Google will begin selling electronic books online as early as June, vying with the likes of Amazon and Apple in the effort to make money from digital content.
Google will sell some of the 12 million-plus books its has scanned online through Google Editions, a Webstore geared to challenge online books offered through Amazon’s Kindle e-reader and Apple’s iPad tablet computer.
Amazon has sold more than three million Kindles to date, while Apple has shipped a million iPads in less than a month.
While those devices keep digital books tethered through digital rights management software, Google Editions aims to lets users read books from practically any desktop, laptop or mobile gadget that features a full Web browser.
The approach is destined to appeal to users favoring more open models of content distribution, though it is unclear what sort of marketing clout Google will put into this offering. Google has sold its Nexus One smartphone through a Webstore since January, mustering sales of only 250,000 to 300,000 units.
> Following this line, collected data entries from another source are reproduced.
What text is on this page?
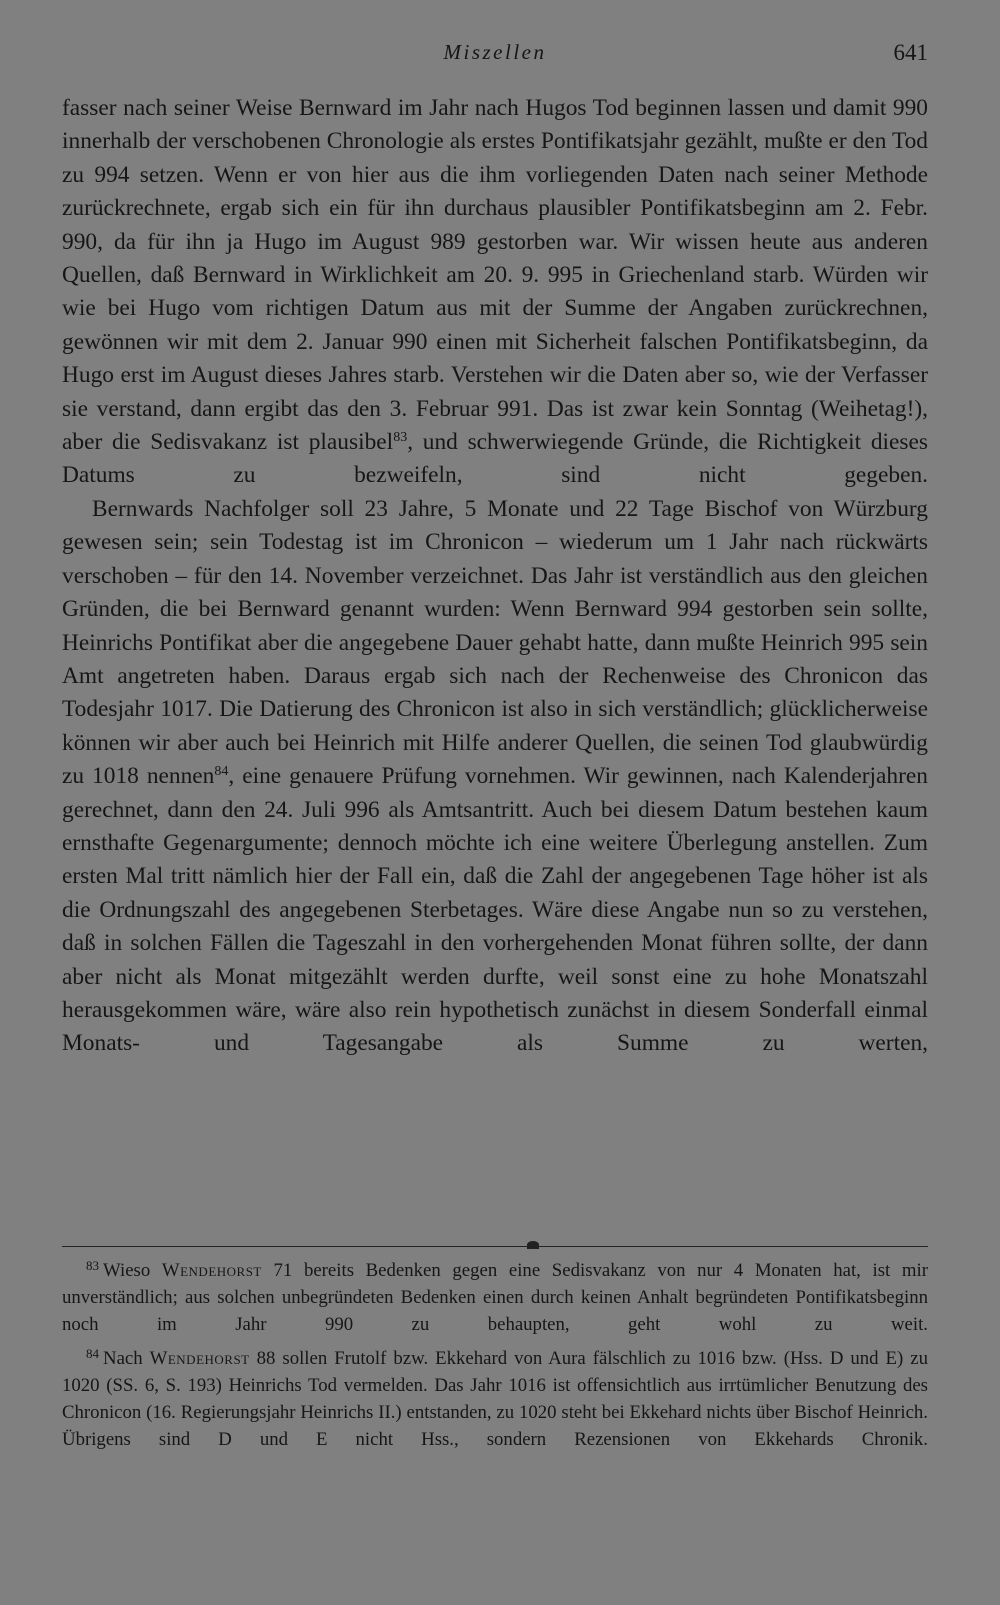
Miszellen	641

fasser nach seiner Weise Bernward im Jahr nach Hugos Tod beginnen lassen und damit 990 innerhalb der verschobenen Chronologie als erstes Pontifikatsjahr gezählt, mußte er den Tod zu 994 setzen. Wenn er von hier aus die ihm vorliegenden Daten nach seiner Methode zurückrechnete, ergab sich ein für ihn durchaus plausibler Pontifikatsbeginn am 2. Febr. 990, da für ihn ja Hugo im August 989 gestorben war. Wir wissen heute aus anderen Quellen, daß Bernward in Wirklichkeit am 20. 9. 995 in Griechenland starb. Würden wir wie bei Hugo vom richtigen Datum aus mit der Summe der Angaben zurückrechnen, gewönnen wir mit dem 2. Januar 990 einen mit Sicherheit falschen Pontifikatsbeginn, da Hugo erst im August dieses Jahres starb. Verstehen wir die Daten aber so, wie der Verfasser sie verstand, dann ergibt das den 3. Februar 991. Das ist zwar kein Sonntag (Weihetag!), aber die Sedisvakanz ist plausibel$^{83}$, und schwerwiegende Gründe, die Richtigkeit dieses Datums zu bezweifeln, sind nicht gegeben.

Bernwards Nachfolger soll 23 Jahre, 5 Monate und 22 Tage Bischof von Würzburg gewesen sein; sein Todestag ist im Chronicon – wiederum um 1 Jahr nach rückwärts verschoben – für den 14. November verzeichnet. Das Jahr ist verständlich aus den gleichen Gründen, die bei Bernward genannt wurden: Wenn Bernward 994 gestorben sein sollte, Heinrichs Pontifikat aber die angegebene Dauer gehabt hatte, dann mußte Heinrich 995 sein Amt angetreten haben. Daraus ergab sich nach der Rechenweise des Chronicon das Todesjahr 1017. Die Datierung des Chronicon ist also in sich verständlich; glücklicherweise können wir aber auch bei Heinrich mit Hilfe anderer Quellen, die seinen Tod glaubwürdig zu 1018 nennen$^{84}$, eine genauere Prüfung vornehmen. Wir gewinnen, nach Kalenderjahren gerechnet, dann den 24. Juli 996 als Amtsantritt. Auch bei diesem Datum bestehen kaum ernsthafte Gegenargumente; dennoch möchte ich eine weitere Überlegung anstellen. Zum ersten Mal tritt nämlich hier der Fall ein, daß die Zahl der angegebenen Tage höher ist als die Ordnungszahl des angegebenen Sterbetages. Wäre diese Angabe nun so zu verstehen, daß in solchen Fällen die Tageszahl in den vorhergehenden Monat führen sollte, der dann aber nicht als Monat mitgezählt werden durfte, weil sonst eine zu hohe Monatszahl herausgekommen wäre, wäre also rein hypothetisch zunächst in diesem Sonderfall einmal Monats- und Tagesangabe als Summe zu werten,

$^{83}$ Wieso Wendehorst 71 bereits Bedenken gegen eine Sedisvakanz von nur 4 Monaten hat, ist mir unverständlich; aus solchen unbegründeten Bedenken einen durch keinen Anhalt begründeten Pontifikatsbeginn noch im Jahr 990 zu behaupten, geht wohl zu weit.

$^{84}$ Nach Wendehorst 88 sollen Frutolf bzw. Ekkehard von Aura fälschlich zu 1016 bzw. (Hss. D und E) zu 1020 (SS. 6, S. 193) Heinrichs Tod vermelden. Das Jahr 1016 ist offensichtlich aus irrtümlicher Benutzung des Chronicon (16. Regierungsjahr Heinrichs II.) entstanden, zu 1020 steht bei Ekkehard nichts über Bischof Heinrich. Übrigens sind D und E nicht Hss., sondern Rezensionen von Ekkehards Chronik.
Chris Palma, Google’s manager for strategic-partner development, said at a publishing event today Google expects to launch Google Editions as early as late June or July, according to the Wall Street Journal.
A Google spokesperson confirmed Palma’s statement. However, he pointed eWEEK to comments Google Books engineer Dan Clancy made in a piece that appeared in the 26 April issue of The New Yorker Magazine.
Clancy, who pegged the time frame as “middle of the year,” said Google Editions will let publishers set the price of their books, which users will be able to buy after finding them on Google Book Search.
Google also plans to make e-books available for bookstores to sell, letting the stores keep the bulk of revenues.
“It’s much more of an open ecosystem, where you find a way for bricks-and-mortar stores to participate in the future digital world of books,” Clancy told The New Yorker’s Ken Auletta. “We’re quite comfortable having a diverse range of physical retailers, whereas most of the other players would like to have a less competitive space, because they’d like to dominate.”
Google Editions is not to be confused with Google Book Search, the company’s deal with authors and publishers to scan and sell millions of orphan books, or those works for whom authors can’t be found or are unknown.
Google would then let users search for them and pay to use the works, with authors and publishers taking 63 percent of the sales and Google taking the remaining 37 percent. The Department of Justice advised the US district presiding over the case to oppose this effort, leaving it in limbo until Google returns to face the judge this year.